Yes (er … oui?), according to the Washington Post, hipster New York-and-Seattle-style coffee shops are becoming de rigueur in Paris.
“The only thing really wrong with our cafe culture is our coffee,” Nico Alary recently told the Post. Alary is a Melbourne-trained French barista who opened Holybelly, one of the growing number of specialty coffee shops in Paris, and one of the few where you can get your coffee in an actual mug.
Perhaps you are surprised that a city where quietly sipping cafe au lait, munching a croissant and watching the beautiful people stroll by wasn’t really all that into high-end coffee before?
“While Paris had a robust café culture, until recently the city did not have a coffee culture, at least not one focused on the quality of what was in the cup,” Anna Brones, founder of the website Foodie Underground and author of the book Paris Coffee Revolution, wrote last month in Fresh Cup Magazine. “Shots were harsh, bitter, and over-extracted, made of coffee sourced from French industrial coffee giants. In a culture known for painstakingly focusing on the food served on a plate and the wine poured into a glass, how could the quality of the coffee be so bad?”

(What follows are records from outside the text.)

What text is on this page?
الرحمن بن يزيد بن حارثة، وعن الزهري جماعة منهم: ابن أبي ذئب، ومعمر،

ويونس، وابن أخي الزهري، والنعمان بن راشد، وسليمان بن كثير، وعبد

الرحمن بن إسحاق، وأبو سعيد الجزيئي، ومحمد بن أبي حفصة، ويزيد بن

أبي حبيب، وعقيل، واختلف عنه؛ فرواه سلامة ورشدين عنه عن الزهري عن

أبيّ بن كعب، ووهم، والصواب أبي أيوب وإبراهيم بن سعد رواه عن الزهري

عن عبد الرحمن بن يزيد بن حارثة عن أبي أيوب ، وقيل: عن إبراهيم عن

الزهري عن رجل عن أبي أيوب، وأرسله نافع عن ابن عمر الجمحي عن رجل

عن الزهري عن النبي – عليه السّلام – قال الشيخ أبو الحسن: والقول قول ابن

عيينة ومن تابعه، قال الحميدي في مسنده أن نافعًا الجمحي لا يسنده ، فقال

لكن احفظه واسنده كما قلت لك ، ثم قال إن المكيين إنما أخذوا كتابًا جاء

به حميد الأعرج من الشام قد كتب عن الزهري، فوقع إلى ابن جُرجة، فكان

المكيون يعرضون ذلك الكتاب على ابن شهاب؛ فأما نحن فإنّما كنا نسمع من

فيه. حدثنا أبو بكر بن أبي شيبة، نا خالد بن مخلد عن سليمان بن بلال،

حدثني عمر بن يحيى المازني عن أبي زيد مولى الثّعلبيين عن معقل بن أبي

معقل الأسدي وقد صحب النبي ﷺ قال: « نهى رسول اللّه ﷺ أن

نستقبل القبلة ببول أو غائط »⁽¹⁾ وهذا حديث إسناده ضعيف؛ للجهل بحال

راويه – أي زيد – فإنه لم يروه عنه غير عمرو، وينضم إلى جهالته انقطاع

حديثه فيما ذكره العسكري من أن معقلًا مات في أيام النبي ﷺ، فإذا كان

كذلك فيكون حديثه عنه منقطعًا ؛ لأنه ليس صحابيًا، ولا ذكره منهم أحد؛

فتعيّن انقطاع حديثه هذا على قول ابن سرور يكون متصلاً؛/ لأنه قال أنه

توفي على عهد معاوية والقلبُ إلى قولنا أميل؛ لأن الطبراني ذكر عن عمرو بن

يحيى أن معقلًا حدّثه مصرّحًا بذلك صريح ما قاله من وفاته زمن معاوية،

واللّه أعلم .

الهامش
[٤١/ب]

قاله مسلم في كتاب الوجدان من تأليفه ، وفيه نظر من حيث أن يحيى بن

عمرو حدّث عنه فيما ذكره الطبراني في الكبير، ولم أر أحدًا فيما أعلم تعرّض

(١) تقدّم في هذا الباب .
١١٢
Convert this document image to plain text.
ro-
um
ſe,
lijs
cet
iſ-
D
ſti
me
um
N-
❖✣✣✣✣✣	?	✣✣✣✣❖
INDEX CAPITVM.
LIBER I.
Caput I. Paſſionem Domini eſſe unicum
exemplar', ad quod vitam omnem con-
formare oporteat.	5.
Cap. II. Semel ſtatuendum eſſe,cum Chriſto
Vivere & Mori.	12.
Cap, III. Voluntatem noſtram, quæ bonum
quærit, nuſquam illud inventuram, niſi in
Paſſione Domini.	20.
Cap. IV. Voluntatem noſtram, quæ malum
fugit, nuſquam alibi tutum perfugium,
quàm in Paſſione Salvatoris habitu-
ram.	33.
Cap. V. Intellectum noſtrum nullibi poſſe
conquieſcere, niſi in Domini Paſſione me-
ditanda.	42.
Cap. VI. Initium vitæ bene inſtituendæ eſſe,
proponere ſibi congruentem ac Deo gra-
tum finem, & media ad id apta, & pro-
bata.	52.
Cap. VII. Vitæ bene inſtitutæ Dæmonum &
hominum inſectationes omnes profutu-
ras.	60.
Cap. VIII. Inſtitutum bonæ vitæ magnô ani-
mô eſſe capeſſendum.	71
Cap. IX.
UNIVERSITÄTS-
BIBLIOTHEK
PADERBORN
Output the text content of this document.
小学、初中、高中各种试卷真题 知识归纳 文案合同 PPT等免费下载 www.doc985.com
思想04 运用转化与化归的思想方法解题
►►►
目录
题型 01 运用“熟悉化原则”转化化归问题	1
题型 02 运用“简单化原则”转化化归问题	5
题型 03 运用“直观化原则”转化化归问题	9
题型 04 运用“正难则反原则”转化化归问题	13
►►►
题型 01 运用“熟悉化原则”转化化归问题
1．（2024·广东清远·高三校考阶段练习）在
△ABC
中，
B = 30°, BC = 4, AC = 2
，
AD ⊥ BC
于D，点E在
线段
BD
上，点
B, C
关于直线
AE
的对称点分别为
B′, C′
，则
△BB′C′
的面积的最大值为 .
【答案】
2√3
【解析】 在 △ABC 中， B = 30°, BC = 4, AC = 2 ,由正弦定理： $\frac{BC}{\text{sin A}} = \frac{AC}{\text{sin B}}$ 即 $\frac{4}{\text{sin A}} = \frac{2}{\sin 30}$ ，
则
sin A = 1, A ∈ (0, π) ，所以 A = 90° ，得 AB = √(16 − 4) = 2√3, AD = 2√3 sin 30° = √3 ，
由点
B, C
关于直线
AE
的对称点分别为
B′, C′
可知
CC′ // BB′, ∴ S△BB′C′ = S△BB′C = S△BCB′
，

How indeed? In any event, it’s all changing.
In recent years, Paris has embraced higher-quality coffee, Brones, who is originally from Oregon, notes in Fresh Cup. She adds, “Today Paris leads the way in the French specialty coffee scene, influencing other cities around France, and around the rest of Europe.”
However, the Post observes, Paris’ coffee shops are bringing their own “French twist” to their filtered cups. Because wages are higher and volume is lower, a good cup may cost a bit more than it does in the U.S. But some of the shops, including Alary’s Holybelly, are finding their economic equilibrium by offering their customers an array of food options to order along with their java.
A good cup of coffee with a side of yummy French food? C’est magnifique!